Komisi III DPR dorong alokasi dana pemulihan aset untuk Kejaksaan setelah capaian Rp31,3 triliun. Kebijakan ini dibahas untuk perkuat kinerja Kejagung
![]()
Oleh Redaksi Pewarta.co.id
Rabu, Juni 17, 2026
![]() |
| Ketua Komisi III DPR, Habiburokhman. (Dok. Ist) |
PEWARTA.CO.ID — Komisi III DPR mendorong pemanfaatan dana hasil pemulihan aset agar dapat mendukung penguatan tugas dan fungsi Kejaksaan Agung. Langkah ini dinilai penting seiring dengan besarnya capaian pemulihan aset yang berhasil diraih dalam periode terbaru.
Ketua Komisi III DPR, Habiburokhman, menegaskan bahwa keberhasilan tersebut menjadi dasar kuat untuk mempertimbangkan dukungan anggaran bagi institusi penegak hukum tersebut.
Dorongan pemanfaatan dana pemulihan aset
Habiburokhman menjelaskan bahwa hasil pemulihan aset yang dikumpulkan negara dalam periode tertentu menunjukkan angka yang sangat signifikan. Menurutnya, capaian itu bisa menjadi salah satu sumber penguatan kinerja Kejaksaan Agung ke depan.
Ia juga menilai bahwa besarnya kontribusi tersebut layak direspons dengan kebijakan anggaran yang lebih adaptif dan mendukung operasional lembaga.

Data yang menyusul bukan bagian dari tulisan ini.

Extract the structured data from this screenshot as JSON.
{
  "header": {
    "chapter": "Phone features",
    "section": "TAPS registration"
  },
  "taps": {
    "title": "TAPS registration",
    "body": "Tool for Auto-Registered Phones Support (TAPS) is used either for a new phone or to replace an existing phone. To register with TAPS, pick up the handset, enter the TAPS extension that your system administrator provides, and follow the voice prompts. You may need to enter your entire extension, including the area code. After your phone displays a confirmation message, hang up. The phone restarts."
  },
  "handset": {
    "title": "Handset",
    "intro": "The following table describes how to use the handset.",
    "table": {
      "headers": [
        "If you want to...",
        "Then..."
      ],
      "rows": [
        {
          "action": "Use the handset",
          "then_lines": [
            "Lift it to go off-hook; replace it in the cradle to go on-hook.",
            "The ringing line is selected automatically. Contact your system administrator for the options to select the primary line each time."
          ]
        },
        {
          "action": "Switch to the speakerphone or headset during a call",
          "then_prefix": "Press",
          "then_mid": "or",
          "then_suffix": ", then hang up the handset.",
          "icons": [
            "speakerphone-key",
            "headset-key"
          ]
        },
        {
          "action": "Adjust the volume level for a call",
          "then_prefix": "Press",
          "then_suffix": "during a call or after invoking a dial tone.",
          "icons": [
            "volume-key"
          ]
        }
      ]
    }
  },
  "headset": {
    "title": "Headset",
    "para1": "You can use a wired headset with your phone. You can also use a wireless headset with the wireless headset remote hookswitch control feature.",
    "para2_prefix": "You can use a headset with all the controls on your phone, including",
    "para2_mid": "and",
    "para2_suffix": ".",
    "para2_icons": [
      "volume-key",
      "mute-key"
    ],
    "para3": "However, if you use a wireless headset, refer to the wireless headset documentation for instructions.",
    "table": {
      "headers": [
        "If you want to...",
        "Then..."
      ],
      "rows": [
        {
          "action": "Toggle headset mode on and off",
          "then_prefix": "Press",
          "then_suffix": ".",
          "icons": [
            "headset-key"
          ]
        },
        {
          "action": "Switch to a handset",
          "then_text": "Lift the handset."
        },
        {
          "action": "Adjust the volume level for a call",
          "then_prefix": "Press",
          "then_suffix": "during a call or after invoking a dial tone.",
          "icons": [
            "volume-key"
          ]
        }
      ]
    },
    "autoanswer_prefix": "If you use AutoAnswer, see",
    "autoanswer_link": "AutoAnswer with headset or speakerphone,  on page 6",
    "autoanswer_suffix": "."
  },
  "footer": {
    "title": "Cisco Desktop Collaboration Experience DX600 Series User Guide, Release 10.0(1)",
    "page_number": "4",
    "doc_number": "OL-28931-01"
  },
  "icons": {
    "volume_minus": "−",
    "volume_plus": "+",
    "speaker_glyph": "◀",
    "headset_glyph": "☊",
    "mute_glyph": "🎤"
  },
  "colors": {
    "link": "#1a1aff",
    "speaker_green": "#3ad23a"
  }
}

Capaian Rp31,3 triliun jadi sorotan
Dalam penjelasannya, Habiburokhman mengungkapkan besaran dana yang berhasil dihimpun dari pemulihan aset.
“Sejak Oktober 2025 sampai Juni 2026, dana hasil pemulihan aset yang dikumpulkan mencapai sekitar Rp31,3 triliun,” ujarnya, Selasa 16 Juni 2026.
Politisi dari Partai Gerindra itu menyebutkan, angka tersebut bahkan melampaui usulan tambahan anggaran yang diajukan Kejaksaan Agung yang mencapai Rp28,151 triliun.
Masuk PNBP dan opsi penguatan kinerja
Ia menambahkan bahwa secara regulasi, dana hasil pemulihan aset tersebut tetap harus masuk sebagai Penerimaan Negara Bukan Pajak (PNBP). Namun, pemerintah dinilai perlu mencari mekanisme yang tepat agar dana itu juga bisa memberikan dampak langsung bagi peningkatan kinerja kejaksaan.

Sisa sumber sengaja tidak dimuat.